Once a company is in hyper-growth it is easier to find well-aligned incentives. However, before that, you really dont know unless you can see the salary/benefits of everyone (which obviously doesnt typically happen.)
Why not just not be greedy af?
Is it really that hard to not raise VC, bootstrap, pay a fair salary, and then give bonuses?
You’d probably get a lot more done as the benevolent dictator (you’re the CEO) and ensure that while you run the business you’re doing something “nice”.
Even if you take VC money you really aren’t fucking anyone over. People join your company voluntarily. You take the biggest risk as the founder early on. Employees stand to make 1x to 50x on their options depending on when they joined and if you’re successful.

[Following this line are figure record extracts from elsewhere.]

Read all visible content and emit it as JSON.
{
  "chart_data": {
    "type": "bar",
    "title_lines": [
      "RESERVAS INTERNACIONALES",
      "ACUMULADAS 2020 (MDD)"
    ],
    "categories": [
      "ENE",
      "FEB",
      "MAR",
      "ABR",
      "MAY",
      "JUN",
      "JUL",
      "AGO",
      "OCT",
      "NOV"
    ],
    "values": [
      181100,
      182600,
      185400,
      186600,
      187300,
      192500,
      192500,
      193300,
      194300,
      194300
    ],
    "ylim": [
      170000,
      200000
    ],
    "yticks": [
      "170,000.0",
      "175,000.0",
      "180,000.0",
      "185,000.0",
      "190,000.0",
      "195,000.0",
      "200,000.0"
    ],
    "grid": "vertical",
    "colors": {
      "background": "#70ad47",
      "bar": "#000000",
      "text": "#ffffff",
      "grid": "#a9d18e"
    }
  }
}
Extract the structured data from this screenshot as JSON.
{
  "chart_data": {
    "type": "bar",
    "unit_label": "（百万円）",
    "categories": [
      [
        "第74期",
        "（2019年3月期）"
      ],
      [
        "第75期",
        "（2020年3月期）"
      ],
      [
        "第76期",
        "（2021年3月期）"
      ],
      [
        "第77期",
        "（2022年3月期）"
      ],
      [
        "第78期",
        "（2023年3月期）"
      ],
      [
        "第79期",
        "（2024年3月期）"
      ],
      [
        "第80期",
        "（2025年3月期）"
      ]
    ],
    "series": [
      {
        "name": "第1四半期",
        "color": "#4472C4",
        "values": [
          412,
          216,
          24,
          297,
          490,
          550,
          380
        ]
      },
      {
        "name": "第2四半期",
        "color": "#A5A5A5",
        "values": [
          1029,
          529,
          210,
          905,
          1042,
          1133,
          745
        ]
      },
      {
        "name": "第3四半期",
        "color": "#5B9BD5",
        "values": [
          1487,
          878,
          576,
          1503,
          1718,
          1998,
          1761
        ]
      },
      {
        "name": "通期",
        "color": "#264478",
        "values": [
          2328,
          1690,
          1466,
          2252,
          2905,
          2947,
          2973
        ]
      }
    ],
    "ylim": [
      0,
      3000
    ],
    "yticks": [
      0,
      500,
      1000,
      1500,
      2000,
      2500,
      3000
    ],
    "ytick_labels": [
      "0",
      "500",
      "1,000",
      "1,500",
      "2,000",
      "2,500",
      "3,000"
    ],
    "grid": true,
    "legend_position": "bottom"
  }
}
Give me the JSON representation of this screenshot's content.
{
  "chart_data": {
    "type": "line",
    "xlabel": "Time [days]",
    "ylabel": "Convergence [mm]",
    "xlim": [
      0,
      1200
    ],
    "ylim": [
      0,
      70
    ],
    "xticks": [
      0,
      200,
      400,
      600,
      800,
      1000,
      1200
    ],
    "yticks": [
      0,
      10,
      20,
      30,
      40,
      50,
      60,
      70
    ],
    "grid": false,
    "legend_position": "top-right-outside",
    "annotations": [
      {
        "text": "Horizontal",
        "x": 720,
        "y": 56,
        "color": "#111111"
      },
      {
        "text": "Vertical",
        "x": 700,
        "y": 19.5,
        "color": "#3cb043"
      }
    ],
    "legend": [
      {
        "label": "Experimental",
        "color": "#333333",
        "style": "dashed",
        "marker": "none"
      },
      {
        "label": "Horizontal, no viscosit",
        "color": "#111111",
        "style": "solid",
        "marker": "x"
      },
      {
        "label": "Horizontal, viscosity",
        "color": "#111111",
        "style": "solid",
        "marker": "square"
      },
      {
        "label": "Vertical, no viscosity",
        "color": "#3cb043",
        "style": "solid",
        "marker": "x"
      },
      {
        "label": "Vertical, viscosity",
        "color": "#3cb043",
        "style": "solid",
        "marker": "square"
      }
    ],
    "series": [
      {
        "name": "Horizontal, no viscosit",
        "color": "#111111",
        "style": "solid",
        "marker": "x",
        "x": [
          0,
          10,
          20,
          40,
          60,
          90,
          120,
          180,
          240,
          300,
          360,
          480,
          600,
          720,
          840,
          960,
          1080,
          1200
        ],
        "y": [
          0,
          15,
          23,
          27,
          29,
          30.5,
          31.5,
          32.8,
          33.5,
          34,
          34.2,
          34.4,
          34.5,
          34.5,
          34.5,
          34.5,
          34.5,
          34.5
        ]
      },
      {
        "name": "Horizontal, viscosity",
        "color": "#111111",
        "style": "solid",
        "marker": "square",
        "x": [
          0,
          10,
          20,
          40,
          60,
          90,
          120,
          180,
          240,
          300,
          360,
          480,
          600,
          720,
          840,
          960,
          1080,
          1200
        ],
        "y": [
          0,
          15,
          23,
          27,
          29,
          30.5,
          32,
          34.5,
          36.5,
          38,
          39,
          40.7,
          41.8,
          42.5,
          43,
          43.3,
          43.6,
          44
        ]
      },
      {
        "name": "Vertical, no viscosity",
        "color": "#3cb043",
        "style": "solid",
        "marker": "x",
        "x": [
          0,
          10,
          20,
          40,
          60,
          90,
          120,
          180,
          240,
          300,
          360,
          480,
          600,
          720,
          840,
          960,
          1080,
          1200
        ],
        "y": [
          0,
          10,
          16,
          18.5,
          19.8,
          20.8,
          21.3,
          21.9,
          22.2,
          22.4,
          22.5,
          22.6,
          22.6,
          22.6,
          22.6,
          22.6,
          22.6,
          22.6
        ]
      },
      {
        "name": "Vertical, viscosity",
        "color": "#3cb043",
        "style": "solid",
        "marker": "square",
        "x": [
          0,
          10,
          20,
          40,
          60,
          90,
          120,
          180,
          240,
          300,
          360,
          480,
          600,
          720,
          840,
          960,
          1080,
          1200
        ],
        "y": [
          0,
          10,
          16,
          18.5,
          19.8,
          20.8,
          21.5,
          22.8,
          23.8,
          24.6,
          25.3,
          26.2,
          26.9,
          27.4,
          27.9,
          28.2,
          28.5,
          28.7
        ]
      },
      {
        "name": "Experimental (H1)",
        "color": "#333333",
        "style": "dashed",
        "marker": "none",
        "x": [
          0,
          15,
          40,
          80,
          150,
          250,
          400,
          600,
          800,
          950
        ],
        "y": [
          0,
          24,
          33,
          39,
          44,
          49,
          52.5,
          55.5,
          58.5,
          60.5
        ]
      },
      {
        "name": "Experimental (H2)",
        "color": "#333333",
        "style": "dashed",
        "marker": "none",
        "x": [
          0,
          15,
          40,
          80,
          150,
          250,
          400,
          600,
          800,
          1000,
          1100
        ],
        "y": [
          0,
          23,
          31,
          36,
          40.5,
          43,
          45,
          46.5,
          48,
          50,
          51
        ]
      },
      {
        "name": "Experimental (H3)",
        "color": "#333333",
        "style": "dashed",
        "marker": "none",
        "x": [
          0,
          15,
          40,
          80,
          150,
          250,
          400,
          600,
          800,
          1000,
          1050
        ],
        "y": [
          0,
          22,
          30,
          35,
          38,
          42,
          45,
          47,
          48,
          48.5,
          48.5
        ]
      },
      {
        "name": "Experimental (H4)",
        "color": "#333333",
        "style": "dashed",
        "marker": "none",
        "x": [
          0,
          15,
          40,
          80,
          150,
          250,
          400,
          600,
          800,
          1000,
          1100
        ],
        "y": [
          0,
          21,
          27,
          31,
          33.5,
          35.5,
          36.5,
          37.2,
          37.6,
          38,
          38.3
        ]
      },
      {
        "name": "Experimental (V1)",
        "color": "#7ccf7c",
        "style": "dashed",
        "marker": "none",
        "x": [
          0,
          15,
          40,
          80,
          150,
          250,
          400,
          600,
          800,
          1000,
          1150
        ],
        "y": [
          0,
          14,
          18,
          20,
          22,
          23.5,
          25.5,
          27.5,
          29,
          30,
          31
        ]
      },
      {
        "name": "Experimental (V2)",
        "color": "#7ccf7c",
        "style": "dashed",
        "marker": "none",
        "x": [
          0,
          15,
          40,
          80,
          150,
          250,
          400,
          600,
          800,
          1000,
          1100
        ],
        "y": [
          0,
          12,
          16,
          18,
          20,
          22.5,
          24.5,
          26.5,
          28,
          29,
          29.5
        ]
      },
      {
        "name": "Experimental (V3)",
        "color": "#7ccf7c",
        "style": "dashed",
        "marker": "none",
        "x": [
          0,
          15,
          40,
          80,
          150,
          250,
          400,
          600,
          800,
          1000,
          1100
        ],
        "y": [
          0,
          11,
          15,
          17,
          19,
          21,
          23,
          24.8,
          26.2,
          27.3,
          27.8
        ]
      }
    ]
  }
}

Even if you’re not, at least you paid them and it was all voluntary.
Let me know if I’ve totally missed the point. From my pov all this co op stuff is just noise and only works for something like a consultancy.
If your only goal as a founder is to eventually sell out and make yourself a billionaire, this is fine. If you want to build something of long lasting quality/consistency, then exploring other business models isn't just noise.
When you're free of outside influence you're enabled to perfect your business offerings, or at least be consistent in what you offer, without worrying about greater and greater shareholder returns.
It's no coincidence that Craigslist looks the same as it did 20 years ago, Arizona Ice Tea is still 99 cents, and Chicfila has the best fast food customer service.
There are consumer-owner / member-owned co-ops where the people that purchase the service (say in a yearly subscription) end up as owners.
https://graham-boyd.biz/fairshare-commons/
Coop is historically a two interest cooperative structure (business+customer/employee/producer)
This model generalizes two to N and formalizes it.